On top of that, the study shows that cars start traveling closer to the speed limit and pedestrian and bicycle safety improves greatly. The number of people who choose to ride a bike also goes up, some of whom may have chosen to ride instead of driving, taking one more car out of the traffic congestion.
With each so-called “road diet” case so far, this seems how things have gone. People hear a vehicle lane will be removed to improve pedestrian and bike (and vehicle!) safety and they freak out. They imagine giant traffic jams and ten minutes added to their commute. But that does not happen. Most logical and understanding people can see the value in making a change that dramatically increases safety for everyone without decreasing vehicle capacity.
We need to ditch the term “road diet” because it is not exactly accurate. People hear diet, and they imagine painful starvation. I like “complete streets,” but it’s a little clumsy to use in a sentence. “SDOT has proposed plans to complete Nickerson…” doesn’t really work.

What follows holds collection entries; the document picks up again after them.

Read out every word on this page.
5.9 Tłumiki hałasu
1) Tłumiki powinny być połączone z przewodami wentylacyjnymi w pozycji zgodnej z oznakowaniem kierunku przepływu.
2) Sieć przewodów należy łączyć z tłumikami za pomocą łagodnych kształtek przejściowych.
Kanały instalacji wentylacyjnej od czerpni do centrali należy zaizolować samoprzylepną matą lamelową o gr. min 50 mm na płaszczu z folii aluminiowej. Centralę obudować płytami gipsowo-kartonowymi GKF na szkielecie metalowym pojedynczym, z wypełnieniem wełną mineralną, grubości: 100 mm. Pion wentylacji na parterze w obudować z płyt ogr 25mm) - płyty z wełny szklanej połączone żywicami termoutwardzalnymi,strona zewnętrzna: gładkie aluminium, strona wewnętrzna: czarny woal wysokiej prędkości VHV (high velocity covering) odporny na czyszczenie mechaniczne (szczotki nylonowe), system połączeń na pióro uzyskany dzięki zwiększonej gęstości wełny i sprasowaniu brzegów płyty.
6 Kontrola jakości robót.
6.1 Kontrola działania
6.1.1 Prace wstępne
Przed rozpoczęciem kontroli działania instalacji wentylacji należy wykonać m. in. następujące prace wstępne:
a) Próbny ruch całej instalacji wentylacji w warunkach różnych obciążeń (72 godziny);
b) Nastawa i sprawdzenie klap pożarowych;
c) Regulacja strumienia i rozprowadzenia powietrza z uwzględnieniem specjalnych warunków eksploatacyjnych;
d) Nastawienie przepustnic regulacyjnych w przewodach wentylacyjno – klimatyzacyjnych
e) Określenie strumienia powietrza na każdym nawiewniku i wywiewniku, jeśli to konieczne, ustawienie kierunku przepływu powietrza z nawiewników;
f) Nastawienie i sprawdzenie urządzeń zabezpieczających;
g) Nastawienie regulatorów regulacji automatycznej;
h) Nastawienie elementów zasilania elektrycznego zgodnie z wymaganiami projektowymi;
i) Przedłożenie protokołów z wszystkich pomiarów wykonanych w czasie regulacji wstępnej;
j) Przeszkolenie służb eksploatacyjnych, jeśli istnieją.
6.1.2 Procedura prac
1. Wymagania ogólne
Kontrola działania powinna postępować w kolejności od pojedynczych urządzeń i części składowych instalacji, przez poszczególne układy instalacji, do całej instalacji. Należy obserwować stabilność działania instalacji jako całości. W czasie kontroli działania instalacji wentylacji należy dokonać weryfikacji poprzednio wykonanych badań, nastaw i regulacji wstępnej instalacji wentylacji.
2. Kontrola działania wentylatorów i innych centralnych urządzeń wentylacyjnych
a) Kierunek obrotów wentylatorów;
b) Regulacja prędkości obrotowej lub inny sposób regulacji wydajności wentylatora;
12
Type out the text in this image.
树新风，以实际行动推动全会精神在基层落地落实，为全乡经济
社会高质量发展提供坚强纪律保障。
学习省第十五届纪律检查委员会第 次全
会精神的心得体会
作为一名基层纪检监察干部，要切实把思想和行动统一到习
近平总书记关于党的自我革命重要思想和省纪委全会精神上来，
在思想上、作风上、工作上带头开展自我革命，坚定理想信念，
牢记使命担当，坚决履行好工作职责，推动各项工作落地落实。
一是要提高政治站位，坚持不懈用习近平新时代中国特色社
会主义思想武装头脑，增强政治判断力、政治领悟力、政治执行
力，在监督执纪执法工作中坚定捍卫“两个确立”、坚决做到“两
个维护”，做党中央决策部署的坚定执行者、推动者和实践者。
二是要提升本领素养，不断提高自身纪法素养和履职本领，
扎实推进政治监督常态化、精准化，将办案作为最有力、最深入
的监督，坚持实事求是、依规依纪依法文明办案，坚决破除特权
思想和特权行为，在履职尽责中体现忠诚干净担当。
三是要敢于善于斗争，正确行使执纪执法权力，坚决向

The idea we need to get across is that the road is currently overbuilt. The city is making the street layout a better fit for the kinds of users who are already using it. Right now, Nickerson’s pants are three sizes too large, so SDOT is going to tailor it so it fits properly.
“Road tailoring!” Could it catch on? Any ideas out there for a better term?
Comments
2 responses to “Survey Says: Without my car lanes I’ll die!”
I like simply “adding separated bike lanes” – the city is “adding separated bike lanes to Nickerson.” Bike users get their own lanes, and cars get bikes out of their lanes. It’s a win-win. Some people are against any and all change, so any change to terminology won’t placate them.
I am still sad that they did nothing to “tailor” MLK when they had the whole thing torn completely up. I really hope they do something to Rainier at some point. South end bicycle infrastructure needs some major work.